Joe Coughlin ist wieder da. Nach dem Herzschlag-Finale des großartigen und nicht hoch genug zu lobenden Buchs In der Nacht zeigt uns Dennis Lehane, wie es dem Alkoholschmuggler und Mafia-Lenker in Tampa, Florida, ergangen ist.

Mittlerweile hat Joe den Verlust seiner Frau Graciela einigermaßen überwunden und versucht seinem inzwischen 10-jährigen Sohn Thomas ein guter Vater zu sein. Er steht nicht mehr an der Front der Alkoholschmuggler sondern hat sich in der Rolle des Consigliere der ehrenwerten Gesellschaft einen Platz in der Gesellschaft Floridas erobert. Als Ratgeber ist er immer noch hochgeachtet und ein wichtiger Teil des Gesellschaftsleben. Vom Bürgermeister bis zum Mafiagangster suchen alle gerne die Nähe Joes, gerade da der Krieg in Europa tobt.
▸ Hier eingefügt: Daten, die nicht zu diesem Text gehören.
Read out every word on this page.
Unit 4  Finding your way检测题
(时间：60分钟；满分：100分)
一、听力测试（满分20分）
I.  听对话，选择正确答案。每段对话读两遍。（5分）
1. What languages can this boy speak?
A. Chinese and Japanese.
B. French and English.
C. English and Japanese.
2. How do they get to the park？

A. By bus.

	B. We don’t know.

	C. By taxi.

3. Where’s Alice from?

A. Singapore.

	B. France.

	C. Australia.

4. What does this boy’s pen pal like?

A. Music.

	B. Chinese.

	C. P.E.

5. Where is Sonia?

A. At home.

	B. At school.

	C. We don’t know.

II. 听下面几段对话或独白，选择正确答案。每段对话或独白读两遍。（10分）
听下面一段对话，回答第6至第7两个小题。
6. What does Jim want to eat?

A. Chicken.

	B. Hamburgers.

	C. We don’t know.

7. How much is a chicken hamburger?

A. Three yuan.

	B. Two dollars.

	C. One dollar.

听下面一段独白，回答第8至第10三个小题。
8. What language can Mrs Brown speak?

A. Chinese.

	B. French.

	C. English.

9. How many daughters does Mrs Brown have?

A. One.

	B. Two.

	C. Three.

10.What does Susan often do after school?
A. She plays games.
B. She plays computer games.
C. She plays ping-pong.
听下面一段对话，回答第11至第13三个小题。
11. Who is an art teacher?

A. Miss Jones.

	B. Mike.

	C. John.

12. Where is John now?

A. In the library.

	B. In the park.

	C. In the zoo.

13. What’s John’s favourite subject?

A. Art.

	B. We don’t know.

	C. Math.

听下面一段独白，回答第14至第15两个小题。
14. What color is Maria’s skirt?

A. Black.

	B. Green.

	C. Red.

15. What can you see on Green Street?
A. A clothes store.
Die Mafia-Unternehmen stehen durch Joes Weitsicht gut da und er verspricht finanzielle Sicherheit. Ein wichtiger Aspekt, der ihn unverzichtbar für die sämtliche Strippenzieher macht.

Da platzt eine Nachricht in Joes Leben, die alles auf den Kopf zu stellen droht. Angeblich wurde eine Auftragskiller auf ihn angesetzt, der Joe ins Jenseits befördern soll. Doch wer hat ein Interesse daran, den Consigliere des Bartolo-Syndikats tot zu sehen? Joe beginnt nachzuforschen, erkennt aber beinahe zu spät, wer in seinem Umfeld ein falsches Spiel spielt. Kann er seinen Feinden noch rechtzeitig zuvorkommen oder ist für Joe diesmal alles verloren?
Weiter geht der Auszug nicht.